I collected a lot of fractal art links over a year ago, and in fact played around with some cheap tools myself, but these are really excellent images – Blatte’s Fractals – you can download them as backgrounds if you want. [via Rivets] (Some great coluration variants on the “infinitely fascinating” Mandlebrot set, but some other magic styles too.)
Loved this one for example :

Look out for Phoenix, Crescent-II & Tropical Beach.

Scientific American interviews

One of Martin Rees (Astronomer Royal) on the end of the world (again)

Another of Ernst Mayr (of Pirsig interest)

Just read most of the Mayr interview. Interesting. A bit of a sales pitch for Biology as a distinct subject (motivated by some round of budgeting somewhere I’ll wager). His point that biology is not just molecular biology, and molecules are not just physics, and physics are not just …. etc is the usual stuff. All biology is just molecular biology of course if all you are going to do is analyse it, but it is not just a synthesis of its molecular parts. There is an emergent level, called life if you like, which requires a holistic systems view of the parts interacting, not just adding together. This is Capra’s connections, and Pirsig’s levels. Biology is distinct from physics, in the same way that consciousness is distinct from biology. That is, not very.

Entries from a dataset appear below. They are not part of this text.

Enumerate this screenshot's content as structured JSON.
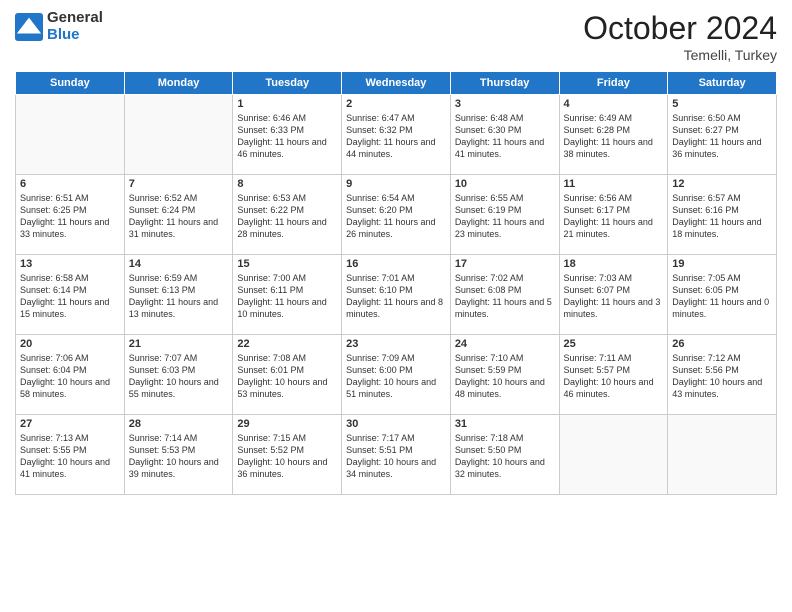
{
  "header": {
    "logo": {
      "general": "General",
      "blue": "Blue"
    },
    "title": "October 2024",
    "subtitle": "Temelli, Turkey"
  },
  "weekdays": [
    "Sunday",
    "Monday",
    "Tuesday",
    "Wednesday",
    "Thursday",
    "Friday",
    "Saturday"
  ],
  "weeks": [
    [
      {
        "day": null
      },
      {
        "day": null
      },
      {
        "day": 1,
        "sunrise": "6:46 AM",
        "sunset": "6:33 PM",
        "daylight": "11 hours and 46 minutes."
      },
      {
        "day": 2,
        "sunrise": "6:47 AM",
        "sunset": "6:32 PM",
        "daylight": "11 hours and 44 minutes."
      },
      {
        "day": 3,
        "sunrise": "6:48 AM",
        "sunset": "6:30 PM",
        "daylight": "11 hours and 41 minutes."
      },
      {
        "day": 4,
        "sunrise": "6:49 AM",
        "sunset": "6:28 PM",
        "daylight": "11 hours and 38 minutes."
      },
      {
        "day": 5,
        "sunrise": "6:50 AM",
        "sunset": "6:27 PM",
        "daylight": "11 hours and 36 minutes."
      }
    ],
    [
      {
        "day": 6,
        "sunrise": "6:51 AM",
        "sunset": "6:25 PM",
        "daylight": "11 hours and 33 minutes."
      },
      {
        "day": 7,
        "sunrise": "6:52 AM",
        "sunset": "6:24 PM",
        "daylight": "11 hours and 31 minutes."
      },
      {
        "day": 8,
        "sunrise": "6:53 AM",
        "sunset": "6:22 PM",
        "daylight": "11 hours and 28 minutes."
      },
      {
        "day": 9,
        "sunrise": "6:54 AM",
        "sunset": "6:20 PM",
        "daylight": "11 hours and 26 minutes."
      },
      {
        "day": 10,
        "sunrise": "6:55 AM",
        "sunset": "6:19 PM",
        "daylight": "11 hours and 23 minutes."
      },
      {
        "day": 11,
        "sunrise": "6:56 AM",
        "sunset": "6:17 PM",
        "daylight": "11 hours and 21 minutes."
      },
      {
        "day": 12,
        "sunrise": "6:57 AM",
        "sunset": "6:16 PM",
        "daylight": "11 hours and 18 minutes."
      }
    ],
    [
      {
        "day": 13,
        "sunrise": "6:58 AM",
        "sunset": "6:14 PM",
        "daylight": "11 hours and 15 minutes."
      },
      {
        "day": 14,
        "sunrise": "6:59 AM",
        "sunset": "6:13 PM",
        "daylight": "11 hours and 13 minutes."
      },
      {
        "day": 15,
        "sunrise": "7:00 AM",
        "sunset": "6:11 PM",
        "daylight": "11 hours and 10 minutes."
      },
      {
        "day": 16,
        "sunrise": "7:01 AM",
        "sunset": "6:10 PM",
        "daylight": "11 hours and 8 minutes."
      },
      {
        "day": 17,
        "sunrise": "7:02 AM",
        "sunset": "6:08 PM",
        "daylight": "11 hours and 5 minutes."
      },
      {
        "day": 18,
        "sunrise": "7:03 AM",
        "sunset": "6:07 PM",
        "daylight": "11 hours and 3 minutes."
      },
      {
        "day": 19,
        "sunrise": "7:05 AM",
        "sunset": "6:05 PM",
        "daylight": "11 hours and 0 minutes."
      }
    ],
    [
      {
        "day": 20,
        "sunrise": "7:06 AM",
        "sunset": "6:04 PM",
        "daylight": "10 hours and 58 minutes."
      },
      {
        "day": 21,
        "sunrise": "7:07 AM",
        "sunset": "6:03 PM",
        "daylight": "10 hours and 55 minutes."
      },
      {
        "day": 22,
        "sunrise": "7:08 AM",
        "sunset": "6:01 PM",
        "daylight": "10 hours and 53 minutes."
      },
      {
        "day": 23,
        "sunrise": "7:09 AM",
        "sunset": "6:00 PM",
        "daylight": "10 hours and 51 minutes."
      },
      {
        "day": 24,
        "sunrise": "7:10 AM",
        "sunset": "5:59 PM",
        "daylight": "10 hours and 48 minutes."
      },
      {
        "day": 25,
        "sunrise": "7:11 AM",
        "sunset": "5:57 PM",
        "daylight": "10 hours and 46 minutes."
      },
      {
        "day": 26,
        "sunrise": "7:12 AM",
        "sunset": "5:56 PM",
        "daylight": "10 hours and 43 minutes."
      }
    ],
    [
      {
        "day": 27,
        "sunrise": "7:13 AM",
        "sunset": "5:55 PM",
        "daylight": "10 hours and 41 minutes."
      },
      {
        "day": 28,
        "sunrise": "7:14 AM",
        "sunset": "5:53 PM",
        "daylight": "10 hours and 39 minutes."
      },
      {
        "day": 29,
        "sunrise": "7:15 AM",
        "sunset": "5:52 PM",
        "daylight": "10 hours and 36 minutes."
      },
      {
        "day": 30,
        "sunrise": "7:17 AM",
        "sunset": "5:51 PM",
        "daylight": "10 hours and 34 minutes."
      },
      {
        "day": 31,
        "sunrise": "7:18 AM",
        "sunset": "5:50 PM",
        "daylight": "10 hours and 32 minutes."
      },
      {
        "day": null
      },
      {
        "day": null
      }
    ]
  ],
  "labels": {
    "sunrise": "Sunrise:",
    "sunset": "Sunset:",
    "daylight": "Daylight:"
  }
}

If you want to do more useful than just scientific analysis, the connections / relationships / interactions are more interesting than the distinctions.

Updated Pirsig Timeline

Updated biographical timeline now includes a number of corrections, as well as aditional updates taken from the St.Paul newspaper clippings and articles.

More ZMM Links

Sorry, I’m jusy housekeeping collecting / checking non-dead links for ZMM resources…

Jones Pegasus Bibliography
The Bruce Charlton Review
Brad Cox’s Site
Chicago Graduates

From Semantic Web to Global Mind

A little overblown – I’ve got the solution for the sematic web style – but I guess we’d all like to believe that. Nova Spivack’s Minding the Planet blog is marketing stuff from his Radar Systems venture, but his paper From Semantic Web to Global Mind brought to me by Matt Whyndham includes some good concepts amidst a review of their relevance to achieving the semantic web dream.

Breathless Fluff to Deep Thought Matt calls it, but I think Nova touches on a key point in the ability to characterise new links, and see these as additive to a given knowledge object as he calls them.